The way to a man’s heart is through his stomach. Is there really any truth to that? I guess if some guy brought me some fresh baked chocolate chip cookies I’d be smitten.
I’ve decided to try again. I’ve tried to cook in the past, but I always struggled. I missed an ingredient at the store. It didn’t turn out right. I got frustrated.
I’m so easy to please that cooking seemed such a waste of time. I’m just as fond of a canister of Pringles as I am homemade pasta. In fact, I’d prefer Pringles. Besides, Pringles are only $2. Dinner for $2. You can’t beat that!
But I have to be able to cook something…anything. I polled a bunch of my guy friends and they all seem to agree that as long as I can cook one meal well, I’m golden. After that, I can eat out as much as I want.

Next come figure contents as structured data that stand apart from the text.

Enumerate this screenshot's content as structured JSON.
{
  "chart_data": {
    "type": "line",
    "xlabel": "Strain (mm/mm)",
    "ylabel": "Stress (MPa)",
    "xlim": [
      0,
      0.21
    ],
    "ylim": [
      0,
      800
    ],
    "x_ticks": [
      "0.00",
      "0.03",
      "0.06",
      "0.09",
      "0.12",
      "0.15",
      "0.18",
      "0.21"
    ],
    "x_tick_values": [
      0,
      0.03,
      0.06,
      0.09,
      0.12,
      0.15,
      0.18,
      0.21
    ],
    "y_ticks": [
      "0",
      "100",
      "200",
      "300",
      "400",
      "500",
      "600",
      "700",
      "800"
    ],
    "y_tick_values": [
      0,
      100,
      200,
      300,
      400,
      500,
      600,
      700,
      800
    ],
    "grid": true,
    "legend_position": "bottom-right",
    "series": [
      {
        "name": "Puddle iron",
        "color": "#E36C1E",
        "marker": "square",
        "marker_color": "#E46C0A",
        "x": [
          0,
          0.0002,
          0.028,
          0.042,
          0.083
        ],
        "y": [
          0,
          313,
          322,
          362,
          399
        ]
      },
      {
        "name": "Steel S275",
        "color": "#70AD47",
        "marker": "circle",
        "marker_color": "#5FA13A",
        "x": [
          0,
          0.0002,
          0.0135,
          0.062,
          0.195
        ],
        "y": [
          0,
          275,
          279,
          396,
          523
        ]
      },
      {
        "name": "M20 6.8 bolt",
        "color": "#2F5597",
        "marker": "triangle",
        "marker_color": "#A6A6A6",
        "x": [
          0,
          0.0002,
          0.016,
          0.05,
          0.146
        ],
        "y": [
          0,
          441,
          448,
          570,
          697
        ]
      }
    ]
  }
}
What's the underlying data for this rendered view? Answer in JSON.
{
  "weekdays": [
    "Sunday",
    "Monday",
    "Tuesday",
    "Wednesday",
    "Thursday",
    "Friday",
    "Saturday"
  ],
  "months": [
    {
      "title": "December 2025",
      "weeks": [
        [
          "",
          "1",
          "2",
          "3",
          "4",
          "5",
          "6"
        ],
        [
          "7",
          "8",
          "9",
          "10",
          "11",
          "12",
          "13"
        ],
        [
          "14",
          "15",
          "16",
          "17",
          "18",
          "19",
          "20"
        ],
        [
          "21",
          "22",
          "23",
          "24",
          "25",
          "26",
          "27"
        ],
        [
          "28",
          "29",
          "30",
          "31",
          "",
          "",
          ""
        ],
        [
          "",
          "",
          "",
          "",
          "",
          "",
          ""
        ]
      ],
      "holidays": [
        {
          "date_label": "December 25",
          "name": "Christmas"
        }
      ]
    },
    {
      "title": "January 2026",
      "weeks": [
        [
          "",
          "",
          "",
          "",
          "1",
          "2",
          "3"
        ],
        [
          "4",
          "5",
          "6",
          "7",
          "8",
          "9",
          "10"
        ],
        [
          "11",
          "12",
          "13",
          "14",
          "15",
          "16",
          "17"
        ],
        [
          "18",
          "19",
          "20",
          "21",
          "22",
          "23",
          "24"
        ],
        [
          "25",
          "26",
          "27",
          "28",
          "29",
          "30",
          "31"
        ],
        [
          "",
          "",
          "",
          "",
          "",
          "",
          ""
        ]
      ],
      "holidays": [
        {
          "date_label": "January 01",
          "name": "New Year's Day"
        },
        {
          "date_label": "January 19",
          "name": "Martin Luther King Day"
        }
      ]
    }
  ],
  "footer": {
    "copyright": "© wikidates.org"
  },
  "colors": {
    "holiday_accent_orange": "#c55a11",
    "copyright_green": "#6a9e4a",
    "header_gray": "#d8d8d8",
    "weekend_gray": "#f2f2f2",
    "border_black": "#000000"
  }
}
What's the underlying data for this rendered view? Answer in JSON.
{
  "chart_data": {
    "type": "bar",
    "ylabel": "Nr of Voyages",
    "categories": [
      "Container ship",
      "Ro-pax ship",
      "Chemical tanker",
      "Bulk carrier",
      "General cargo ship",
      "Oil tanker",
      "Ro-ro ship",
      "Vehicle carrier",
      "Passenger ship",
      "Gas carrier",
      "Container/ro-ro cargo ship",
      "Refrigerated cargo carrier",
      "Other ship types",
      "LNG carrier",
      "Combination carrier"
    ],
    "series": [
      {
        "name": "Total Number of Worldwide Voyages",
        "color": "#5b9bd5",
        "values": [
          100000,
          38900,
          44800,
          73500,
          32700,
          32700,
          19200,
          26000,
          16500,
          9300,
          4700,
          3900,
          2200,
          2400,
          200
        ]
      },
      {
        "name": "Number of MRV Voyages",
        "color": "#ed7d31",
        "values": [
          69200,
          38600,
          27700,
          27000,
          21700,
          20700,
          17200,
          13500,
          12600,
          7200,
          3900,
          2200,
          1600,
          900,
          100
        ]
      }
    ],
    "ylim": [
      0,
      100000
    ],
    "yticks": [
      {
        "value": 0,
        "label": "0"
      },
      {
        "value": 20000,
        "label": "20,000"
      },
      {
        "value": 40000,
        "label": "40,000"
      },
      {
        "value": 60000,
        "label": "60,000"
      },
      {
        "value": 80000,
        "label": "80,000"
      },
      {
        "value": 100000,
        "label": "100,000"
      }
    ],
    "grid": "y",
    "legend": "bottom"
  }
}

The consensus on which meal to learn centered around breakfast: good old-fashioned bacon and eggs. A guy wakes up to the smell of bacon. Next day, he’s shopping for an engagement ring. Perfect. I didn’t even need the diamond incentive; I love bacon and eggs. This is something I could cook on my own every day if only I knew how.
Small roadblock: I don’t have any cookware. Whatever I previously owned, I ditched throughout my moves because I realized I never had any use for them. “Should I buy a pot?” I asked my friends.
“A pot? You need a frying pan!”
A frying pan is on its way thanks to Macys.com. I ordered the Cuisinart non-stick pan along with three ultra-soft Calvin Klein towels. A splurge at $30 each. A present to myself from my bonus money. I used the towels at my friend Cristina’s house and fell in love. They are the softest towels ever. To balance out the towel splurge, I went cheapie on the pan. It’s non-stick, but it’s not stainless. Puhleeze. $25 compared to $69 for extra shiny stainless steel. I’d rather buy another towel.
Now that I’ve been talking about how I want to learn how to cook, people are taking me under their wing. I helped my friend Marc with breakfast this past weekend. Patsy’s going to teach me how to make dinner. And everyone else is telling me their moron-proof concoctions. “This is the easiest recipe. You can’t go wrong. It’s so good, too. Start by sautéing the chicken.”
Umm, can we back up for the cooking-challenged ditz who spent her adult years eating cereal for dinner? What kind of chicken? How do I know what to buy at the store? I’ve never shopped for meat before.
Last Saturday, I helped Marc with brunch at his place. By the time I got there, he had cranberry scones ready to come out of the oven. I put the second batch of them in. I watched him lay the bacon out on his griddle. Then I helped a little with the frittata. That’s a little bit out of my scope. I’m like the girl with an extra chromosome signing up for AP classes. But bacon, I definitely can do that.
Baby cooking steps. I’m going to make bacon for myself this weekend. Next up: eggs.